The Massachusetts attorney general sued Kalshi last month, saying the company “disguises” sports wagering as event contracts. A sportsbook must pay Massachusetts $1 million a year for a license, and must follow guidelines like restricting access to those younger than 21; prediction markets can offer services to anyone 18 and older without a state license.
The National Council on Problem Gambling, in a letter to the CFTC, said prediction markets should be required to add age restrictions, optional betting limits and other safeguards if they offer sports contracts. “From a problem gambling standpoint, betting on futures is functionally gambling,” it wrote.
Just last year, when Kalshi was trying to defend its election contracts as distinct from “gaming,” it pointed to Super Bowl predictions as an example of an unlawful gaming market.
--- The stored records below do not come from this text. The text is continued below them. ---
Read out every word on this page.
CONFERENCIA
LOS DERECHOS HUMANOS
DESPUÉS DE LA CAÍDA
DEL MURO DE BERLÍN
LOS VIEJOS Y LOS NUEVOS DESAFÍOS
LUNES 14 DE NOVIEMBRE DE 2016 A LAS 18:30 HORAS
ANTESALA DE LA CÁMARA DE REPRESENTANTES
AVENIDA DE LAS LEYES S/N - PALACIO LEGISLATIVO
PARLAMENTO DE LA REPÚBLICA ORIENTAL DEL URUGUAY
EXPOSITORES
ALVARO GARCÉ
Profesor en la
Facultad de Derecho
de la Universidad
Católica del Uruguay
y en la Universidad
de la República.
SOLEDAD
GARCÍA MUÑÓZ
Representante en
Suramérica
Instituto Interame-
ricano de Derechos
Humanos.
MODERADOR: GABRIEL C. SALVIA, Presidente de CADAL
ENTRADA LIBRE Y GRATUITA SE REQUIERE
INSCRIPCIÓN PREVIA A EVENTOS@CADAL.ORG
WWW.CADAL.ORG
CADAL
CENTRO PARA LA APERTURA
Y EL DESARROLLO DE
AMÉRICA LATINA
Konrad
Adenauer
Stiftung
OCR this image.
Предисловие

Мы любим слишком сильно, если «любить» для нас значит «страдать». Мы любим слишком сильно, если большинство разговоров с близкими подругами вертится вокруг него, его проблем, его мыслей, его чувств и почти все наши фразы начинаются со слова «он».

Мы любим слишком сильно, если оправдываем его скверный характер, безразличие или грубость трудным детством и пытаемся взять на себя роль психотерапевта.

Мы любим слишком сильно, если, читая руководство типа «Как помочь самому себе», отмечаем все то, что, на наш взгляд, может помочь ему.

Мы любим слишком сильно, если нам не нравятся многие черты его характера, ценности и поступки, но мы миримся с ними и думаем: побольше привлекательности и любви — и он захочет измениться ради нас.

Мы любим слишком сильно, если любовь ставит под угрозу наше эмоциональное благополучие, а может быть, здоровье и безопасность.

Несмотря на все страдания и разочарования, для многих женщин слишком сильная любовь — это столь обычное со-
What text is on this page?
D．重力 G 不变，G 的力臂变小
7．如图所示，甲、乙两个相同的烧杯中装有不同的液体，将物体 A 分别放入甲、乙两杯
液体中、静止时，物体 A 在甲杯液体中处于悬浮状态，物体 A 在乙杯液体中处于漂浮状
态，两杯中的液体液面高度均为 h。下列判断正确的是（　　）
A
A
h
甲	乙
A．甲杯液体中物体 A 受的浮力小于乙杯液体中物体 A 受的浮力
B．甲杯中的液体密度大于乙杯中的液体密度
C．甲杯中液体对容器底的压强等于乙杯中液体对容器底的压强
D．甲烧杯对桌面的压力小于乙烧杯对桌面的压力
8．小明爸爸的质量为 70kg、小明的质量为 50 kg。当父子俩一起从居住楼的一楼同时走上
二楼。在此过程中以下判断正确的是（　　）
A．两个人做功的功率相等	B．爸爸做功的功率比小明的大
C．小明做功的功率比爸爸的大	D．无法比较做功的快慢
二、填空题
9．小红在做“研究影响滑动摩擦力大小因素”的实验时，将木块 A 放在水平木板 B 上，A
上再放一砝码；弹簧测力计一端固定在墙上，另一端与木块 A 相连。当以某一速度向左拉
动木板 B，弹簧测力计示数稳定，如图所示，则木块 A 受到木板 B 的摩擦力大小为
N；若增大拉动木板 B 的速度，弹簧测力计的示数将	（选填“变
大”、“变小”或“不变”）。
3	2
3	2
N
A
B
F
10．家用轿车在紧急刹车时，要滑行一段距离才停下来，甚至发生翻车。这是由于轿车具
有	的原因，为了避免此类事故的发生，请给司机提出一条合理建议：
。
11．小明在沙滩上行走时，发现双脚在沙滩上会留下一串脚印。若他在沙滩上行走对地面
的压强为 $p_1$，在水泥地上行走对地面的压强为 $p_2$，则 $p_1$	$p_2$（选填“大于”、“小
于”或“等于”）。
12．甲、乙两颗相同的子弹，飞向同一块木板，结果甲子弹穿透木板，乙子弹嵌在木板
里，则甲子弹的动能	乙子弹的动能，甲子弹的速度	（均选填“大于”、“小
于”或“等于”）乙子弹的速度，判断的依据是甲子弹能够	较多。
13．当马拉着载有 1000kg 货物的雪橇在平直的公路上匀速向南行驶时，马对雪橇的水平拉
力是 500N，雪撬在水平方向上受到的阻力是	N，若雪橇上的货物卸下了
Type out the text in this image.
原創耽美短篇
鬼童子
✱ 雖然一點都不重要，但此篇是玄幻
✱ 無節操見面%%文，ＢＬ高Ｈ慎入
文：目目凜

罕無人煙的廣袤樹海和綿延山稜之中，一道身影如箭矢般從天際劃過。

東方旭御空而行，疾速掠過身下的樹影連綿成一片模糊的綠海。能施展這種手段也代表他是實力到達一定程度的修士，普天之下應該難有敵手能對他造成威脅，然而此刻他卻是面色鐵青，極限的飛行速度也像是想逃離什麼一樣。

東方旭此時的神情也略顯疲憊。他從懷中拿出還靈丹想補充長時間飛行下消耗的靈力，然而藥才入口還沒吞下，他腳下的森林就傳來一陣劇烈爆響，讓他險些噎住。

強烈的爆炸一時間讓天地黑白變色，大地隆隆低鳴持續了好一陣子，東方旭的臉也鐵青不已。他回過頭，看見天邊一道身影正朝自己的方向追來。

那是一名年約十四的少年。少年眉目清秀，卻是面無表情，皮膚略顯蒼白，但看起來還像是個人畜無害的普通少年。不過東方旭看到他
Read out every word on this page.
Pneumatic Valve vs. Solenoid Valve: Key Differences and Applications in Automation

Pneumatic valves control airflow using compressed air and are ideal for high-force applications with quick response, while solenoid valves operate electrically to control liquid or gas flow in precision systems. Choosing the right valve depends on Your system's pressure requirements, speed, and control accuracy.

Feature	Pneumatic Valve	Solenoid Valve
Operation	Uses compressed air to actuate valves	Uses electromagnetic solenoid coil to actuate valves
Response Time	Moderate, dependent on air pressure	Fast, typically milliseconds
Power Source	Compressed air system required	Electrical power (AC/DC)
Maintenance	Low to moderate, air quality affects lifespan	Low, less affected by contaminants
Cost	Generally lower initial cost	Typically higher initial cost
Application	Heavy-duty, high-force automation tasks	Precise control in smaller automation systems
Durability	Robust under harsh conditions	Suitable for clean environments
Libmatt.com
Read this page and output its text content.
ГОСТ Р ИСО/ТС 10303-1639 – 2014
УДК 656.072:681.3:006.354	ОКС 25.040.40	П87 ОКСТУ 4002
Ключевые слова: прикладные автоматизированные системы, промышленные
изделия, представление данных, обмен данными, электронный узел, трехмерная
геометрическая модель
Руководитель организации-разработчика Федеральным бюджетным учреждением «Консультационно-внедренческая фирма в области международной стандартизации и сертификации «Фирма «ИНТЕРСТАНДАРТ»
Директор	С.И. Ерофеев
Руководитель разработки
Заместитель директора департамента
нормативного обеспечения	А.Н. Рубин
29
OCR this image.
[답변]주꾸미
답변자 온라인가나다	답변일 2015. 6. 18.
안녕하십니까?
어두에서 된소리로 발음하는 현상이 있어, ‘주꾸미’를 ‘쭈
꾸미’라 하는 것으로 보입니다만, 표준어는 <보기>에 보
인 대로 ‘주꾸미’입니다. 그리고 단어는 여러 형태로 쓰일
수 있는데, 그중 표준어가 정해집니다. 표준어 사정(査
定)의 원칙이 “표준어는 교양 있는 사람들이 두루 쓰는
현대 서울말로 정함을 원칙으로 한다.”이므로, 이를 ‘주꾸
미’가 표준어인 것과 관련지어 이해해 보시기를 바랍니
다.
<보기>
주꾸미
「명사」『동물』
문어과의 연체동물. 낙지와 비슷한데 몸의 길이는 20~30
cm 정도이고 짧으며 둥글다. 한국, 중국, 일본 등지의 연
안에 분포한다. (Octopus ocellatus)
This year, it marketed its sports contracts with ads that said users could “bet on football legally.”
Football season has accelerated Kalshi’s sports trading growth, with more money traded on its sports markets last week than was traded the entire week of the 2024 election.
Last week, Kalshi introduced more complex contracts known as parlays (“Will the Bears, Bills and Browns all win?”). These long-shot bets are considered the most profitable for major sportsbooks. Shares of FanDuel and DraftKings dropped more than 10% after the announcement.
Kalshi has benefited from a partnership with the popular brokerage app Robinhood, which allows its users to trade Kalshi contracts with the same account they use to trade stocks.
It has also probably benefited from the state bans on online sportsbooks. “If Minnesota had legal sportsbooks, I wouldn’t have used Kalshi,” White said.
Other companies are testing other legal gray areas. This year, The New York Times reported on online sweepstakes casinos, which offer payouts on blackjack and roulette by framing them as legal “sweepstakes.” Last month, the company Betr, cofounded by social media star Jake Paul, started a “social sportsbook” that uses the same sweepstakes loophole to essentially offer sports gambling in its app, including in many states where sports gambling is illegal.
Another prediction market, Polymarket, has had more run-ins with the CFTC. The agency fined Polymarket $1.4 million in 2022, and later investigated it for continuing to offer trading services to Americans. That investigation, and another by federal prosecutors, ended in July. Polymarket is set to resume offering sports and elections contracts to U.S. users this week.
In August, Donald Trump Jr.’s venture capital firm invested in Polymarket, despite his position with its rival Kalshi.
If state regulators can’t stop prediction markets from becoming sportsbooks, another potential issue is around the corner: Sportsbooks could become prediction markets. In August, FanDuel announced it would create a prediction market of its own.